Python2 codecs have been confusing for the last two days, so I decided to spend some time over the weekend summarizing the problem.

First, let’s try something basic on the console.

Did you feel overwhelmed when you first saw this? The problem with this type is that Python2 is completely different from Python3, and the stuff written on the web is messy. I later discovered that in Python2 there is no such type as bytes. In Python2, STR is not a string, but an array of bytes, and the real string is Unicode. In python3, STR is just a string, which is unicode, and bytes is an array of bytes. Isn’t that confusing? Let’s put up a picture to make sense of it.

Well, understanding that explains a lot of things. As for why python2 is so weird. This, I can only say is left over by history.

And then understanding this, our decoding is much easier.
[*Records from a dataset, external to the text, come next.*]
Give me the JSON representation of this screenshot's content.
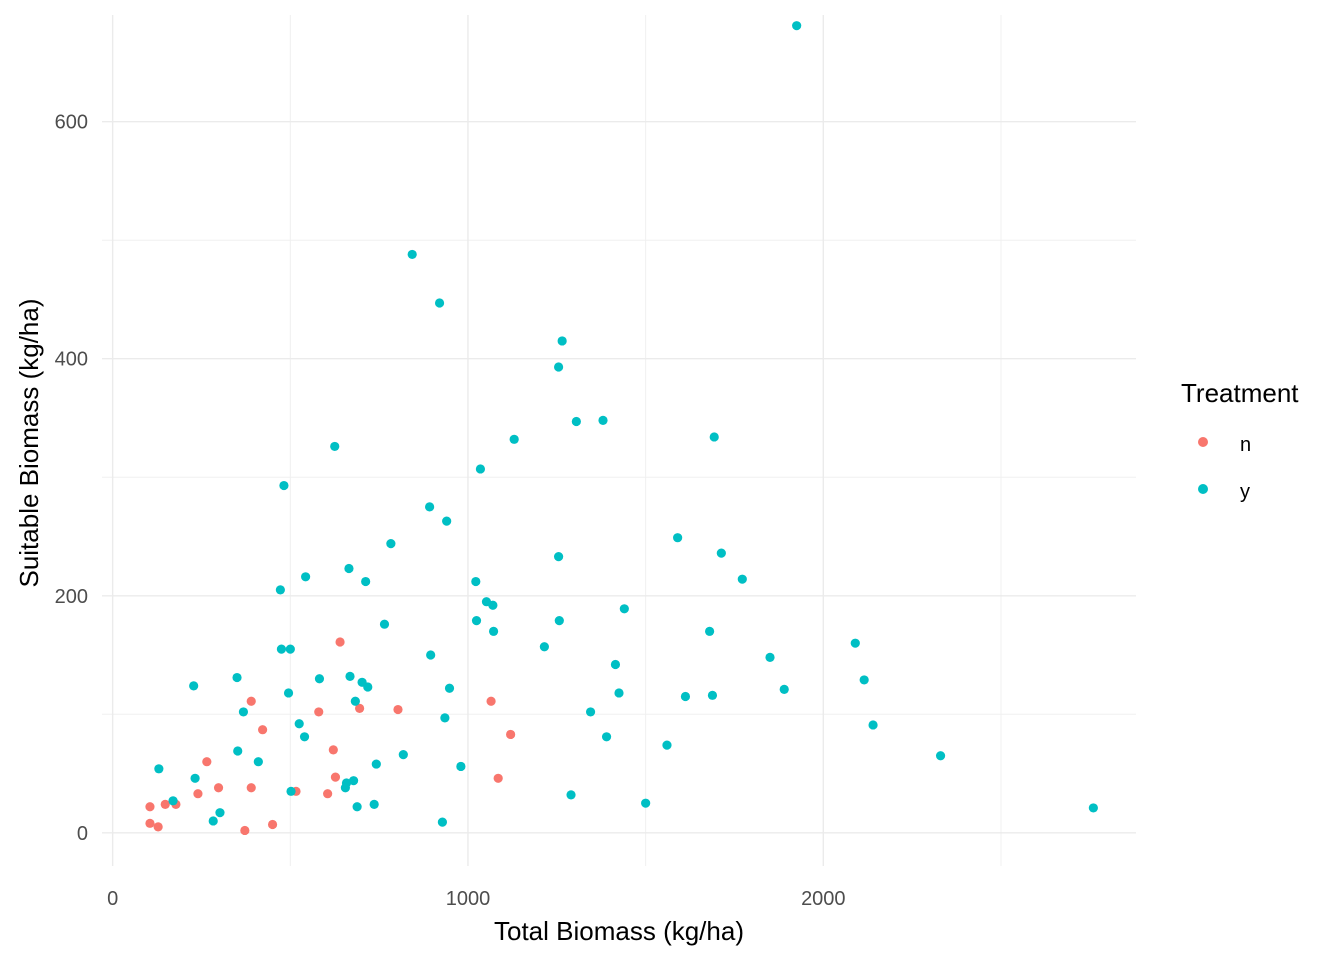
{
  "chart_data": {
    "type": "scatter",
    "title": "",
    "xlabel": "Total Biomass (kg/ha)",
    "ylabel": "Suitable Biomass (kg/ha)",
    "xlim": [
      -30,
      2880
    ],
    "ylim": [
      -28,
      690
    ],
    "x_ticks": [
      0,
      1000,
      2000
    ],
    "x_tick_labels": [
      "0",
      "1000",
      "2000"
    ],
    "y_ticks": [
      0,
      200,
      400,
      600
    ],
    "y_tick_labels": [
      "0",
      "200",
      "400",
      "600"
    ],
    "grid": true,
    "legend": {
      "title": "Treatment",
      "position": "right",
      "entries": [
        {
          "label": "n",
          "color": "#F8766D"
        },
        {
          "label": "y",
          "color": "#00BFC4"
        }
      ]
    },
    "series": [
      {
        "name": "n",
        "color": "#F8766D",
        "points": [
          [
            105,
            22
          ],
          [
            105,
            8
          ],
          [
            128,
            5
          ],
          [
            148,
            24
          ],
          [
            178,
            24
          ],
          [
            240,
            33
          ],
          [
            265,
            60
          ],
          [
            298,
            38
          ],
          [
            372,
            2
          ],
          [
            390,
            111
          ],
          [
            390,
            38
          ],
          [
            422,
            87
          ],
          [
            450,
            7
          ],
          [
            516,
            35
          ],
          [
            580,
            102
          ],
          [
            605,
            33
          ],
          [
            621,
            70
          ],
          [
            627,
            47
          ],
          [
            640,
            161
          ],
          [
            695,
            105
          ],
          [
            803,
            104
          ],
          [
            1065,
            111
          ],
          [
            1085,
            46
          ],
          [
            1120,
            83
          ]
        ]
      },
      {
        "name": "y",
        "color": "#00BFC4",
        "points": [
          [
            130,
            54
          ],
          [
            170,
            27
          ],
          [
            228,
            124
          ],
          [
            232,
            46
          ],
          [
            283,
            10
          ],
          [
            302,
            17
          ],
          [
            350,
            131
          ],
          [
            352,
            69
          ],
          [
            368,
            102
          ],
          [
            410,
            60
          ],
          [
            472,
            205
          ],
          [
            475,
            155
          ],
          [
            482,
            293
          ],
          [
            495,
            118
          ],
          [
            500,
            155
          ],
          [
            502,
            35
          ],
          [
            525,
            92
          ],
          [
            540,
            81
          ],
          [
            543,
            216
          ],
          [
            582,
            130
          ],
          [
            625,
            326
          ],
          [
            655,
            38
          ],
          [
            658,
            42
          ],
          [
            665,
            223
          ],
          [
            668,
            132
          ],
          [
            678,
            44
          ],
          [
            683,
            111
          ],
          [
            688,
            22
          ],
          [
            702,
            127
          ],
          [
            712,
            212
          ],
          [
            718,
            123
          ],
          [
            736,
            24
          ],
          [
            742,
            58
          ],
          [
            765,
            176
          ],
          [
            783,
            244
          ],
          [
            818,
            66
          ],
          [
            843,
            488
          ],
          [
            892,
            275
          ],
          [
            895,
            150
          ],
          [
            920,
            447
          ],
          [
            928,
            9
          ],
          [
            935,
            97
          ],
          [
            940,
            263
          ],
          [
            948,
            122
          ],
          [
            980,
            56
          ],
          [
            1022,
            212
          ],
          [
            1024,
            179
          ],
          [
            1035,
            307
          ],
          [
            1052,
            195
          ],
          [
            1070,
            192
          ],
          [
            1072,
            170
          ],
          [
            1130,
            332
          ],
          [
            1215,
            157
          ],
          [
            1255,
            393
          ],
          [
            1255,
            233
          ],
          [
            1257,
            179
          ],
          [
            1265,
            415
          ],
          [
            1290,
            32
          ],
          [
            1305,
            347
          ],
          [
            1345,
            102
          ],
          [
            1380,
            348
          ],
          [
            1390,
            81
          ],
          [
            1415,
            142
          ],
          [
            1425,
            118
          ],
          [
            1440,
            189
          ],
          [
            1500,
            25
          ],
          [
            1560,
            74
          ],
          [
            1590,
            249
          ],
          [
            1612,
            115
          ],
          [
            1680,
            170
          ],
          [
            1688,
            116
          ],
          [
            1693,
            334
          ],
          [
            1713,
            236
          ],
          [
            1772,
            214
          ],
          [
            1850,
            148
          ],
          [
            1890,
            121
          ],
          [
            1925,
            681
          ],
          [
            2090,
            160
          ],
          [
            2115,
            129
          ],
          [
            2140,
            91
          ],
          [
            2330,
            65
          ],
          [
            2760,
            21
          ]
        ]
      }
    ]
  }
}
The process of converting code points (Unicode characters) into specific bytes (bytes) is called encode, and the process of converting bytes into code points (Unicode characters) is called decoding.

So first, let’s look at python3.

Well, clearly, bytes and Unicode string conversions can cause errors when using incorrect codecs. Then let’s look at python2. Python2’s STR is actually bytes, so STR can only decode but not encode.

Huh? There seems to be something wrong. STR is a byte. There is no code. Unicode is a character that can only be encoded, not decoded. In python2, both operations return itself. Eldest brother, you report wrong ah, you report wrong ah.

Okay, so I guess all of this stuff in python2 is a relic of history, but python3 is a lot cleaner. So that’s it.